Peut-être qu’en termes de communication et de visibilité médiatique, l’exécutif estime avoir fait le job et démontré que les « vieux bourgeois » du 16e étaient contre tout : les pauvres, les étrangers, les jeunes, la solidarité, etc. Laurent Joffrin, dans Libération du 18 mars évoque ainsi une « manifestation d’égoïsme bourgeois caricaturale », conforté par l’analyse de Monique Charlot-Pinçon évoquant le 16e arrondissement comme « l’entre-soi bourgeois ». Finalement, cette réunion publique a permis de montrer que décidément, ces gens du 16e sont réfractaires à toute solidarité, se dit-on à l’Hôtel de Ville.

En revanche, il n’est pas certain qu’on s’y interroge sur la démarche de participation citoyenne engagée ou sur la question de la démocratie locale… Que dire de cette réunion qui dans son organisation même créait les conditions de l’échec ? Une tribune surplombant des travées d’un public chauffé à blanc par des élus ravis de faire le « coup de poing ». Une mise en scène « théâtrale » qui n’a pas sa place dans un exercice de démocratie participative. Pas de débat, pas de dialogue et beaucoup d’idéologie…

L’idéologie contre la démocratie locale

Car sur le fond, ce projet brille de mille facettes idéologiques. D’une part, alors qu’une pétition circule sur Internet évoquant un projet devant tenir compte de « la quiétude des riverains, l’organisation des accès aux commerces, aux transports, la scolarisation éventuelle des enfants », le projet s’inscrit dans un lieu dépourvu de l’ensemble de ces structures : ni commerces, ni transports, ni écoles à proximité de ce site. Par ailleurs, tandis qu’il est évoqué par la préfète Sophie Brocas, secrétaire générale de la Préfecture de Paris, un lieu n’accueillant pas de migrants, cette même pétition rappelle que le projet est « destiné à tous ceux, celles, qui composeront le 115, sans abri, sans toit pour dormir (SDF, Réfugié(e)s, migrant(e)s, ou pas). »

Quelle est la réalité du projet et des conditions d’accueil ? Visiblement, les autorités publiques n’ont pas très envie de s’avancer sur le sujet et d’en préciser les contours… d’ailleurs, où peut-on trouver une information complète pour le public ? Le manque de transparence et d’information pèse lourd sur un tel projet et c’est bien dommage car c’est mettre de la défiance où certains évoquent à juste titre la confiance…

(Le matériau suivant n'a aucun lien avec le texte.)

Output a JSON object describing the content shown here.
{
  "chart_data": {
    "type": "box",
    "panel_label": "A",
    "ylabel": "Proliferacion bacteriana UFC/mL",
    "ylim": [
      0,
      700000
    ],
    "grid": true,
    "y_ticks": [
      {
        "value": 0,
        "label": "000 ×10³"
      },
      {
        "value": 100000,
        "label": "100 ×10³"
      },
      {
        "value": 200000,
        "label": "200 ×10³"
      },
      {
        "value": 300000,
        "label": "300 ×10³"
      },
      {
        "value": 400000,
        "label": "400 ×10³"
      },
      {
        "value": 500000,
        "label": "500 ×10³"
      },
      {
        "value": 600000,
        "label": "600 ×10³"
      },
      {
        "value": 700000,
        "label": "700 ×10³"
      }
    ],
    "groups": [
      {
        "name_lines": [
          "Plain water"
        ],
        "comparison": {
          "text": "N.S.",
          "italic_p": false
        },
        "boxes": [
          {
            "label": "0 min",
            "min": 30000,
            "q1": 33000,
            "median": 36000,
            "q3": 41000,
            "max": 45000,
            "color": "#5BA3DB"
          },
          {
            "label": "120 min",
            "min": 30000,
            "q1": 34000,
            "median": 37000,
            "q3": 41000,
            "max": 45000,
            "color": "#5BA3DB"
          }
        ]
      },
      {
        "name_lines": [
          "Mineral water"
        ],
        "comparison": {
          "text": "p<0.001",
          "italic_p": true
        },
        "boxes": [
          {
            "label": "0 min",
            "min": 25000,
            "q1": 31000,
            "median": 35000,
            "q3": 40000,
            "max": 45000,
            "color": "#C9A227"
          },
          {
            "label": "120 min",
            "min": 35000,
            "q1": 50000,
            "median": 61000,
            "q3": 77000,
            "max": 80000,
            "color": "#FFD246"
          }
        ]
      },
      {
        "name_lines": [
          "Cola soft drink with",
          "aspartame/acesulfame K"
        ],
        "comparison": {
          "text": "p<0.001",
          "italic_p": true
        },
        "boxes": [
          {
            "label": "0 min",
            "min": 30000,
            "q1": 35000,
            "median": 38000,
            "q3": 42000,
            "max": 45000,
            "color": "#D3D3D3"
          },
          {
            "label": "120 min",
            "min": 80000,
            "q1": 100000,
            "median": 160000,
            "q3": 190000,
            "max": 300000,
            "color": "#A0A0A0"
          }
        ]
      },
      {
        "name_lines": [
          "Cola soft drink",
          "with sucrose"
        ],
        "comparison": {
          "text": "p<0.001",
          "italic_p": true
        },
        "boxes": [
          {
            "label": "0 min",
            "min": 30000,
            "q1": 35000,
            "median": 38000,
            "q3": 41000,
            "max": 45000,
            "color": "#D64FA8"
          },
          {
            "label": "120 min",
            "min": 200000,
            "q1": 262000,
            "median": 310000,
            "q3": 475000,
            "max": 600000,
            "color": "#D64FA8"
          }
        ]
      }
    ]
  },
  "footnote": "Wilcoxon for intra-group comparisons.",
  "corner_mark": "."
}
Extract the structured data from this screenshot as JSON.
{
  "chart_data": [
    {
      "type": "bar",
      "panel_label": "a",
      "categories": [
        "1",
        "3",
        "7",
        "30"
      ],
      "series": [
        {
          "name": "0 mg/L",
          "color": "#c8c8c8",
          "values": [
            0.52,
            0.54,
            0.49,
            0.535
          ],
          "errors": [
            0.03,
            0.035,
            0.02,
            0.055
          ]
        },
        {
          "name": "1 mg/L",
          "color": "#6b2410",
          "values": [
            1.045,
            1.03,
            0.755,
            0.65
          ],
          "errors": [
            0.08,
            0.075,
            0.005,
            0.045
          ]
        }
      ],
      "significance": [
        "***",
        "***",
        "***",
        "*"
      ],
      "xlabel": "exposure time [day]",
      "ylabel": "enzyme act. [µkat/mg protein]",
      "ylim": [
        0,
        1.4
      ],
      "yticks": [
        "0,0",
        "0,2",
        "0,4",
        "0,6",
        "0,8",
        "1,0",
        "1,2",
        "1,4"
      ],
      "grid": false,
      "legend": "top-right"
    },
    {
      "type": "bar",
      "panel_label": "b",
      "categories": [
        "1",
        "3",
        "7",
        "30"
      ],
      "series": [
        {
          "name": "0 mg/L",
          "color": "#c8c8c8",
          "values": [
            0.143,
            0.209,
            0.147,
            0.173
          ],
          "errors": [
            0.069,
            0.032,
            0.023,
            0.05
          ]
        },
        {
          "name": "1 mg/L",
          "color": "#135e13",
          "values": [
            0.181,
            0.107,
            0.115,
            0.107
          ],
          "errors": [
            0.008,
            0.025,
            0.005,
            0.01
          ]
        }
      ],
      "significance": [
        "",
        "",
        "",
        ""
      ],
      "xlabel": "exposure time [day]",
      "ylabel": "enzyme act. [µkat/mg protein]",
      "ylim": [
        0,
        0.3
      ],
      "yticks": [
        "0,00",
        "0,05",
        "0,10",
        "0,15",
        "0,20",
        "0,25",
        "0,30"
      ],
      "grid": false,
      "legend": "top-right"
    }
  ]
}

D’autre part, il était tellement facile pour les élus du 16e arrondissement de mobiliser les militants et sympathisants Les Républicains (l’essentiel des participants à cette réunion) et d’empêcher toute forme de débat qui aurait sûrement permis de discuter de la solidarité dans un environnement urbain rendu complexe par le coût du foncier, le repli d’une partie de la population… et peut-être d’évoquer aussi la solidarité du 16e arrondissement et ses nombreux centres d’accueil de personnes âgées notamment le centre de gérontologie de la Croix-Rouge Henry-Dunant, la clinique médicale et pédagogique Edouard Rist dédiée aux adolescents et jeunes adultes dans un cursus « soins-études », le centre d’animation Le Point du Jour, etc.

Cela aurait aussi permis d’évoquer la politique volontariste de la Ville de Paris en faveur de la construction de logements sociaux dans l’arrondissement au plus grand profit de tous malgré les réticences de la municipalité du 16e.

Ce face-à-face idéologique risque de faire de nombreuses victimes et parmi elles, le centre d’hébergement d’urgence. Mais a-t-on créé les conditions d’un débat serein ? A-t-on fait appel à l’intelligence collective revendiquée par les promoteurs parisiens de la démocratie participative ? A-t-on fait le choix de la réussite du projet ou de son échec ?

Décidément face à la politique, la démocratie locale est bien faible.